La direction des abattoirs normands AIM, qui emploient plus de 600 personnes en France, a confirmé lundi qu'elle demanderait un redressement judiciaire de la société mardi avec l'espoir de trouver un repreneur. L’audience doit se tenir à 11h devant le tribunal de commerce de Coutances dans la Manche.

«Il y a des discussions approfondies en cours» avec des repreneurs potentiels, a indiqué la chargée de communication à l'issue d'un comité central d'entreprise, sans pouvoir en dire plus à ce stade. La direction espère toujours boucler son tour de table dans les «premiers mois» de 2015.

Les salariés d'Antrain en grève ce mardi 

AIM emploie 591 personnes selon la direction, 616 selon la CFDT, principalement à Sainte-Cécile et à Antrain (179 salariés) en Ille-et-Vilaine. Les salariés bretons ont d’ailleurs annoncé qu’ils seraient en grève mardi afin de faire le déplacement jusqu’à Coutances. Ils espèrent ainsi «montrer que leur site est viable».

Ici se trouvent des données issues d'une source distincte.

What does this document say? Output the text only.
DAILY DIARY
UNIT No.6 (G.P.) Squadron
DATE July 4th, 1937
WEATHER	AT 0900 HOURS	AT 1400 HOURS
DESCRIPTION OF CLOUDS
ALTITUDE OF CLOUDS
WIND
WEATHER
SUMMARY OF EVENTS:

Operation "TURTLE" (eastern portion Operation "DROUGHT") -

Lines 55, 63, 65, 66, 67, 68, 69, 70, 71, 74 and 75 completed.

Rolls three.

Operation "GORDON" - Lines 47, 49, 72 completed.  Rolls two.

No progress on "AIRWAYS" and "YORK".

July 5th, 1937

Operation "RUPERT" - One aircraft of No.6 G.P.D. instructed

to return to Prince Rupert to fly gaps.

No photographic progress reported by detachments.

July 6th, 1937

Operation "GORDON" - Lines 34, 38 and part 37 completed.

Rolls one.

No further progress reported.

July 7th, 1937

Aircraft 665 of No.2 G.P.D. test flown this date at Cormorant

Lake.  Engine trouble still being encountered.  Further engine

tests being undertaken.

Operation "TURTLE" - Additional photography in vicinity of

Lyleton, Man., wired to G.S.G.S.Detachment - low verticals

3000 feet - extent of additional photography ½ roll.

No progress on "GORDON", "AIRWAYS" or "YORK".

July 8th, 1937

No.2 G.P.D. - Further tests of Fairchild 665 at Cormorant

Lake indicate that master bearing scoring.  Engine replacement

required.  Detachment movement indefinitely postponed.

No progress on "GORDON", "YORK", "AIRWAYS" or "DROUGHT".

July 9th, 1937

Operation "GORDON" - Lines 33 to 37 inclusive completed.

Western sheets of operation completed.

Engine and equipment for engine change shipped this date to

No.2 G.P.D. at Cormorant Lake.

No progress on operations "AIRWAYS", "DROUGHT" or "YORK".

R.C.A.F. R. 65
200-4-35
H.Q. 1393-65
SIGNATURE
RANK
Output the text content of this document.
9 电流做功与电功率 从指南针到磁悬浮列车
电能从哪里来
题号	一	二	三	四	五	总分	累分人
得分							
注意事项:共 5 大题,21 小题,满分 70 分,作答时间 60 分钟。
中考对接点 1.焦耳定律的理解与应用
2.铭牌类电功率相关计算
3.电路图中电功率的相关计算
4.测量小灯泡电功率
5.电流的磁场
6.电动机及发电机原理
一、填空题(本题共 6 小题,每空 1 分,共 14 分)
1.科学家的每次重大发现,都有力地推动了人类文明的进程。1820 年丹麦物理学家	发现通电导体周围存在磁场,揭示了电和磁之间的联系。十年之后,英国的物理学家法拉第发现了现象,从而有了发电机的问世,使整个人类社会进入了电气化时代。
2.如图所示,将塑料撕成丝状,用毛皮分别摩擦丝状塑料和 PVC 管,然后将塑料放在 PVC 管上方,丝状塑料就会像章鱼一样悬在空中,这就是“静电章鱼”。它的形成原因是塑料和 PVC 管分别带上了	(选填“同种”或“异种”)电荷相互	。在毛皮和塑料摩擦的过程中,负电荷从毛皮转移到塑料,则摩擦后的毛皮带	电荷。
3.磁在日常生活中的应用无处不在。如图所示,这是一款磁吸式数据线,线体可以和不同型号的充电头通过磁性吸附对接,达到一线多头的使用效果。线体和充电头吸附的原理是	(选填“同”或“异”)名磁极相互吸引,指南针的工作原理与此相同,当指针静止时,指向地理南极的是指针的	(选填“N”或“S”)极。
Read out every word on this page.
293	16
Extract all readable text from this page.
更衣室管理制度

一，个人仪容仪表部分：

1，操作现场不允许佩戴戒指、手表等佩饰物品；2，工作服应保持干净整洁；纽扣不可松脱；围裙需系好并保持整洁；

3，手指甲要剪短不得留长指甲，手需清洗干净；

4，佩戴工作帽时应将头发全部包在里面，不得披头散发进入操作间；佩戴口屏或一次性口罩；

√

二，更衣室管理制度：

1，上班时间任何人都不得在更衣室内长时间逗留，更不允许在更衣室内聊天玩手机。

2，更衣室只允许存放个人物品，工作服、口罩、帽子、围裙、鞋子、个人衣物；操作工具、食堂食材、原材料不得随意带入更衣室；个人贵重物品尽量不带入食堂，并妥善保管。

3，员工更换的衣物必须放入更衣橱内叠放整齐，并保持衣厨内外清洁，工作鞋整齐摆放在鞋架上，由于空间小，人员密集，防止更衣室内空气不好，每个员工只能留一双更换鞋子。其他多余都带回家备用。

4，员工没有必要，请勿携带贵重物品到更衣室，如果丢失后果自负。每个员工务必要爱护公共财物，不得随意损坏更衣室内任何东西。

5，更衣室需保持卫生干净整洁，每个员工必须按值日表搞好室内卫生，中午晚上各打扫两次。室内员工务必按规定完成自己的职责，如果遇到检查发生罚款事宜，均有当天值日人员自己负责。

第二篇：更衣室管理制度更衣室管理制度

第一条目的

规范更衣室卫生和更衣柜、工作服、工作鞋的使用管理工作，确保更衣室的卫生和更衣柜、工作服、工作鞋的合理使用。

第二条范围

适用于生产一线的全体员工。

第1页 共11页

AIM a été placée en cessation de paiement le 24 décembre. Les salariés ont passé Noël en n'ayant perçu en décembre que 800 euros au lieu des 3.000 euros (salaire de décembre plus 13e mois) qu'ils auraient dû recevoir en moyenne, selon les syndicats. Cela a été partiellement compensé pour la plupart des salariés par une avance de 500 euros du Conseil général de la Manche et de l’Ille-et-Vilaine.